Leading US News and World Report's latest annual ranking of best colleges in the United States is Princeton University.
Harvard University, which shared the top slot with Princeton in a tie last year, placed second, with Yale and Columbia third and fourth and Stanford and the University of Chicago tying for fifth.
Launched in 1983 when US News, an online news source, was still a weekly magazine, the list is seen as highly influential among young Americans deciding where get a higher education.
Of the top 20 colleges, only two -- Rice University in Texas and the University of California at Berkeley -- had tuition and fees less than $40,000 a year.
Pennsylvania State moved up nine spots to 37th place, and was ninth among all national public universities, overcoming the bad publicity surrounding a child sex scandal involving its revered American football team.
"Higher education remains an important indicator of future earnings and career stability," said Matt Speer, sales and marketing director for the US News rankings, which costs $30 to access online.
"We're pleased to provide this useful tool and data to help students make an informed decision," he said in a statement.
A separate US News ranking for liberal arts colleges put Williams College and Amherst College, both in rural Massachusetts, and Swarthmore College in Pennsylvania in first, second and third place.
Some 10.3 million people were enrolled in four-year colleges in the United States in 2012, and another 3.8 million in graduate schools, the US Census Bureau reported last week.
But enrollment was down nearly 500,000 from a year earlier, a decline that educational observers called a sign of an improving economy as would-be students over the age of 25 filter back into the labor market.
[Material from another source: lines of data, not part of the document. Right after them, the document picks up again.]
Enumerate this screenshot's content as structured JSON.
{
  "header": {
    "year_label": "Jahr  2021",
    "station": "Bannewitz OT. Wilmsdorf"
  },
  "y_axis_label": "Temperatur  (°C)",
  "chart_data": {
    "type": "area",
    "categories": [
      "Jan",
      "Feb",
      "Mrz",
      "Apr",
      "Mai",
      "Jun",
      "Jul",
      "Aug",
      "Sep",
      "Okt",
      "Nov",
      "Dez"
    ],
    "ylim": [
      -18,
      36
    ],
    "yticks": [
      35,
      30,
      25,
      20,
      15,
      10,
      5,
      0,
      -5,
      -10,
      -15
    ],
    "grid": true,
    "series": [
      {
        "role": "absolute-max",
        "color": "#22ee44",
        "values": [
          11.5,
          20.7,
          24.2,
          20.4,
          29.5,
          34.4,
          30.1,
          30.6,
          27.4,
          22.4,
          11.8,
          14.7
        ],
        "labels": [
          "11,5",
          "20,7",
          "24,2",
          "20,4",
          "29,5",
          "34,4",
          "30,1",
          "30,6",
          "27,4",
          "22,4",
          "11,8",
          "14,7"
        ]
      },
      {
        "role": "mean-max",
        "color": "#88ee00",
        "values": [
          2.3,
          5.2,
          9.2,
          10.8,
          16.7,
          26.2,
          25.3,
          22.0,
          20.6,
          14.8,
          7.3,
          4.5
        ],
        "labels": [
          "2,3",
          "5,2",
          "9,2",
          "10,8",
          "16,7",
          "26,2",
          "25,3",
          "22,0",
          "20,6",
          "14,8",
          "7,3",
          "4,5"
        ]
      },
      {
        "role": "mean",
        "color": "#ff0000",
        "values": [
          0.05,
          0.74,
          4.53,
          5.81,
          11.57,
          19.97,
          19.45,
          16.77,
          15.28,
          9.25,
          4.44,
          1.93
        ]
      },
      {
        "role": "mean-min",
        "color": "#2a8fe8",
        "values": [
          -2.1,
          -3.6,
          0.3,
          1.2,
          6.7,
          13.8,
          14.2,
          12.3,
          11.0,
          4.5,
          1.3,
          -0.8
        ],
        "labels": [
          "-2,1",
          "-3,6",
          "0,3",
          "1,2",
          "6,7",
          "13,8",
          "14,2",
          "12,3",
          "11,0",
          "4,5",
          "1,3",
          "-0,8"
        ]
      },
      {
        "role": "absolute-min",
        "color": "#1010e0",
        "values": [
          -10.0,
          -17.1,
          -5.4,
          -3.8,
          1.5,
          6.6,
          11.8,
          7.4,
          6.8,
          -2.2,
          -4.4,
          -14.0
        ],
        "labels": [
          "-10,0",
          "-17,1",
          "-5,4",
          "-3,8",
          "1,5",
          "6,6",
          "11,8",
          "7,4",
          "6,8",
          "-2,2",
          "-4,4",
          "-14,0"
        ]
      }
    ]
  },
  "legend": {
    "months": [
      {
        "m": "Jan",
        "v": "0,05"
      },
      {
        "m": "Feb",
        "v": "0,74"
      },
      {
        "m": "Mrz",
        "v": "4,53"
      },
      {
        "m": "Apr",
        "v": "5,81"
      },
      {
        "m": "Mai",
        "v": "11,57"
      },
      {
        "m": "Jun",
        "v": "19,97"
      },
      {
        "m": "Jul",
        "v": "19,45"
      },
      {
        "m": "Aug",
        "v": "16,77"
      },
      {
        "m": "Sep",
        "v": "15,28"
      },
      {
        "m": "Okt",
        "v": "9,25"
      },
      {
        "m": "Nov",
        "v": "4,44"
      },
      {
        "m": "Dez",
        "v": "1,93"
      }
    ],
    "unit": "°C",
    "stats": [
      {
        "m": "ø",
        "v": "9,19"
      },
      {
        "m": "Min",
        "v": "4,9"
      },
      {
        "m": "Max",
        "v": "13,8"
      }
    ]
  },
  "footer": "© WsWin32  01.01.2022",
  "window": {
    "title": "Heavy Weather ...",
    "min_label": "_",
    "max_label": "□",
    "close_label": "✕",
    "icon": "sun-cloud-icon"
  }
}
The international Academic Ranking of World Universities, better known as the Shanghai ranking, put Harvard in first place and Princeton at number seven, with Britain's Cambridge and Oxford the only non-US schools in the top 10.
US President Barack Obama has proposed a new ranking system, overseen by the federal Department of Education, that would judge US colleges on a value-for-money basis and determine how much public funding they would each get.